German Swiss - History and Cultural Relations



The German Swiss trace their ancestry to a Celtic tribe called the Helvetti, who were defeated by Rome in 58 B.C. This is suggested by the Latin name for the Swiss Confederation, "Confoederatio Helvetica." Romanized for centuries, the fall of the western Roman Empire in the fifth century A.D. brought Germanic tribes (Allemani and Burgundians) into Switzerland. These tribes were, in turn, conquered by the Franks, with the area of Switzerland becoming part of Charlemagne's eighth-century Holy Roman Empire. Under the vestiges of this polity during the Middle Ages, the Swiss lived under rious duchies until 1291, the founding date of the first Swiss Confederation. Formed by the three German Swiss "forest cantons" of Uri, Schwyz, and Unterwaiden, the nucleus of modern Switzerland was born as a defense league against the Hapsburg emperors. From this time until 1515, Swiss militarism enlarged the Swiss Confederation and fostered an export of mercenary soldiers primarily from the poor, mountain cantons.
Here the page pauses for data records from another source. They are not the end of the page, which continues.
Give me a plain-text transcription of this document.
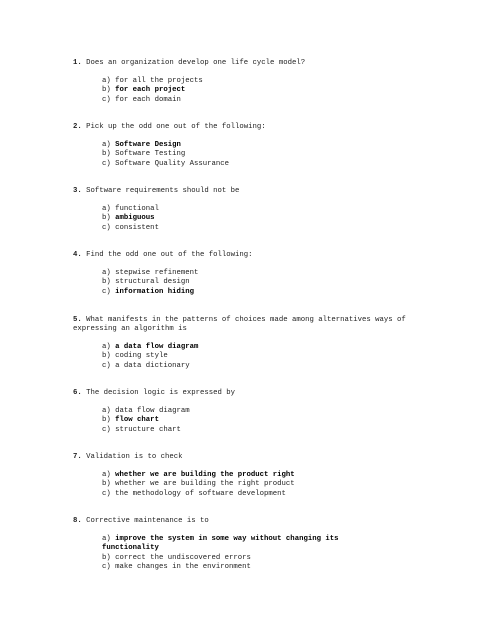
1. Does an organization develop one life cycle model?
a) for all the projects
b) for each project
c) for each domain
2. Pick up the odd one out of the following:
a) Software Design
b) Software Testing
c) Software Quality Assurance
3. Software requirements should not be
a) functional
b) ambiguous
c) consistent
4. Find the odd one out of the following:
a) stepwise refinement
b) structural design
c) information hiding
5. What manifests in the patterns of choices made among alternatives ways of expressing an algorithm is
a) a data flow diagram
b) coding style
c) a data dictionary
6. The decision logic is expressed by
a) data flow diagram
b) flow chart
c) structure chart
7. Validation is to check
a) whether we are building the product right
b) whether we are building the right product
c) the methodology of software development
8. Corrective maintenance is to
a) improve the system in some way without changing its functionality
b) correct the undiscovered errors
c) make changes in the environment
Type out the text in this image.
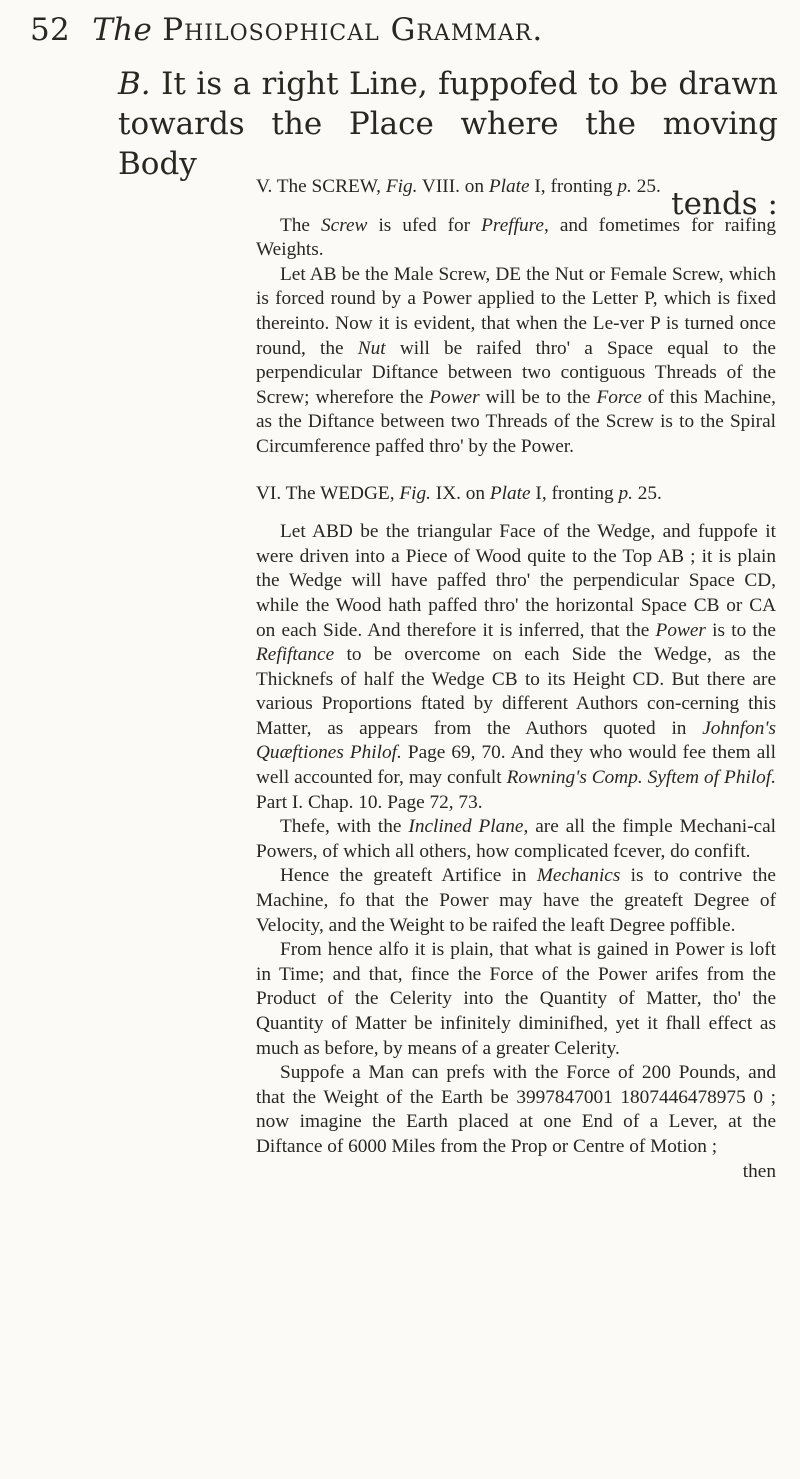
52 The Philosophical Grammar.

B. It is a right Line, fuppofed to be drawn towards the Place where the moving Body

tends :

V. The SCREW, Fig. VIII. on Plate I, fronting p. 25.

The Screw is ufed for Preffure, and fometimes for raifing Weights.

Let AB be the Male Screw, DE the Nut or Female Screw, which is forced round by a Power applied to the Letter P, which is fixed thereinto. Now it is evident, that when the Le-ver P is turned once round, the Nut will be raifed thro' a Space equal to the perpendicular Diftance between two contiguous Threads of the Screw; wherefore the Power will be to the Force of this Machine, as the Diftance between two Threads of the Screw is to the Spiral Circumference paffed thro' by the Power.

VI. The WEDGE, Fig. IX. on Plate I, fronting p. 25.

Let ABD be the triangular Face of the Wedge, and fuppofe it were driven into a Piece of Wood quite to the Top AB ; it is plain the Wedge will have paffed thro' the perpendicular Space CD, while the Wood hath paffed thro' the horizontal Space CB or CA on each Side. And therefore it is inferred, that the Power is to the Refiftance to be overcome on each Side the Wedge, as the Thicknefs of half the Wedge CB to its Height CD. But there are various Proportions ftated by different Authors con-cerning this Matter, as appears from the Authors quoted in Johnfon's Quæftiones Philof. Page 69, 70. And they who would fee them all well accounted for, may confult Rowning's Comp. Syftem of Philof. Part I. Chap. 10. Page 72, 73.

Thefe, with the Inclined Plane, are all the fimple Mechani-cal Powers, of which all others, how complicated fcever, do confift.

Hence the greateft Artifice in Mechanics is to contrive the Machine, fo that the Power may have the greateft Degree of Velocity, and the Weight to be raifed the leaft Degree poffible.

From hence alfo it is plain, that what is gained in Power is loft in Time; and that, fince the Force of the Power arifes from the Product of the Celerity into the Quantity of Matter, tho' the Quantity of Matter be infinitely diminifhed, yet it fhall effect as much as before, by means of a greater Celerity.

Suppofe a Man can prefs with the Force of 200 Pounds, and that the Weight of the Earth be 3997847001 1807446478975 0 ; now imagine the Earth placed at one End of a Lever, at the Diftance of 6000 Miles from the Prop or Centre of Motion ;

then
At the Battle of Malignano, Francis I of France forever punctured the bubble of Swiss invincibility with a crushing defeat wherein Swiss fought Swiss. During this period, Bern was ascendant, being the largest and most dominant of the thirteen cantons. During the Reformation, Geneva replaced Bern in international importance, being the home to Calvin and Voltaire. Napoleon occupied Switzerland in 1798, dissolving the old Swiss Confederation to form the Helvetian Republic with six more cantons. In 1815, the Congress of Vienna added Geneva, Valais, and Neuchâtel to a reconstituted neutral Switzerland. Only Jura (established in 1979) is of twentieth-century origin, being formed out of the German Swiss canton of Bern. Switzerland remains politically neutral today and is the home of the International Red Cross. German Swiss Bern is the capital of the modern Swiss Confederation.